As healthcare facilities deal with the complexities of financial assistance programs, adopting technology—especially artificial intelligence and workflow automation—becomes essential. AI tools can help streamline patient interactions and improve the efficiency of financial assistance processes.
AI chatbots can be used on hospital websites to guide patients through the financial assistance application process. These chatbots can answer common questions regarding eligibility criteria, required documentation, and application status. This makes it easier for patients feeling overwhelmed by medical bills to find help.
Using AI to manage financial assistance applications allows hospitals to process requests more efficiently. Machine learning algorithms can evaluate applications against criteria quickly, reducing the time patients wait for eligibility determinations. This efficiency can result in quicker outreach, helping patients access the care they need sooner.
Integrating predictive analytics into financial assistance programs can help healthcare systems identify potentially eligible patients ahead of time. By analyzing demographic data, past billing records, and healthcare usage patterns, hospitals can anticipate which patients may need support and reach out to them before financial difficulties arise. These targeted efforts can assist patients better and also lower bad debt costs for hospitals.
Transparency in hospital billing practices is crucial for effective financial assistance programs. Patients should have clear information about the costs of the services they need. Implementing price estimation tools can help patients forecast their out-of-pocket costs based on their insurance or available financial assistance.
Despite the beneficial frameworks established by the IRS for tax-exempt hospitals, significant challenges remain for patients using for-profit and government-run hospitals. Nearly 40% of hospitals in the U.S. are for-profit and are not subject to the same financial assistance guidelines. Thus, patients treated at these facilities may face higher charges without the protections that IRS regulations offer.
Additionally, hospitals that routinely charge uninsured patients higher “chargemaster” prices must be addressed. These prices often exceed the average rates reimbursed by insurers, putting significant pressure on those without coverage. This price difference can make uninsured individuals vulnerable, often leading to debt and financial hardship.
To enhance fair pricing frameworks, some advocates suggest moving away from linking financial assistance and fair pricing only to hospital tax statuses. This change would require all hospitals receiving Medicare funding to comply, regardless of their profit status. Such a shift aims to standardize protections and access across the healthcare field.
Improving fair pricing policies could also establish regulations that cap out-of-pocket expenses for low-income patients, limit aggressive collection practices, and encourage hospitals to adopt compassionate billing measures.

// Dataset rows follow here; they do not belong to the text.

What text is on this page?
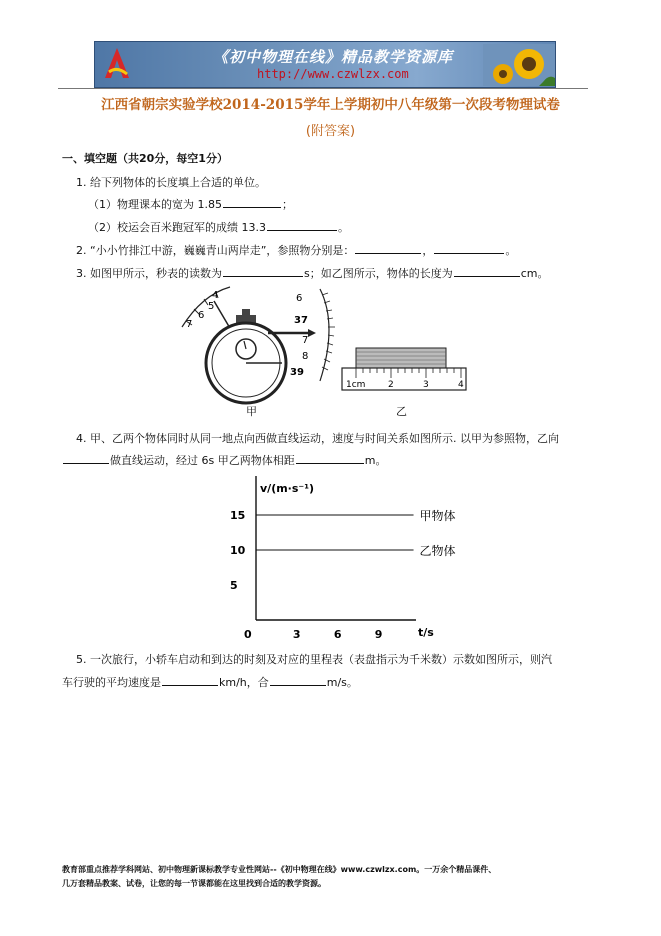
《初中物理在线》精品教学资源库
http://www.czwlzx.com
江西省朝宗实验学校2014-2015学年上学期初中八年级第一次段考物理试卷
(附答案)
一、填空题（共20分，每空1分）
1. 给下列物体的长度填上合适的单位。
（1）物理课本的宽为 1.85	；
（2）校运会百米跑冠军的成绩 13.3	。
2. “小小竹排江中游，巍巍青山两岸走”，参照物分别是：	，	。
3. 如图甲所示，秒表的读数为	s；如乙图所示，物体的长度为	cm。
4
5
6
7
6
37
7
8
39
甲
1cm	2	3	4
乙
4. 甲、乙两个物体同时从同一地点向西做直线运动，速度与时间关系如图所示. 以甲为参照物，乙向
做直线运动，经过 6s 甲乙两物体相距	m。
v/(m·s⁻¹)
t/s
0	3	6	9
5
10
15	甲物体
乙物体
5. 一次旅行，小轿车启动和到达的时刻及对应的里程表（表盘指示为千米数）示数如图所示，则汽
车行驶的平均速度是	km/h，合	m/s。
教育部重点推荐学科网站、初中物理新课标教学专业性网站--《初中物理在线》www.czwlzx.com。一万余个精品课件、
几万套精品教案、试卷，让您的每一节课都能在这里找到合适的教学资源。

States like California have taken steps in this direction by implementing laws to limit charges and collection efforts focusing on low-income and uninsured patients.
As the healthcare industry addresses inequities in financial assistance and billing practices, AGB is vital for fair pricing policies. Healthcare organizations’ commitment to transparently implementing these guidelines can help reduce the financial burden on many patients seeking essential care. The integration of technology will further support these efforts, facilitating access and efficiency within the healthcare system. It is important that discussions about financial assistance in healthcare continue, ensuring fair treatment for all patients without the added stress of financial concerns.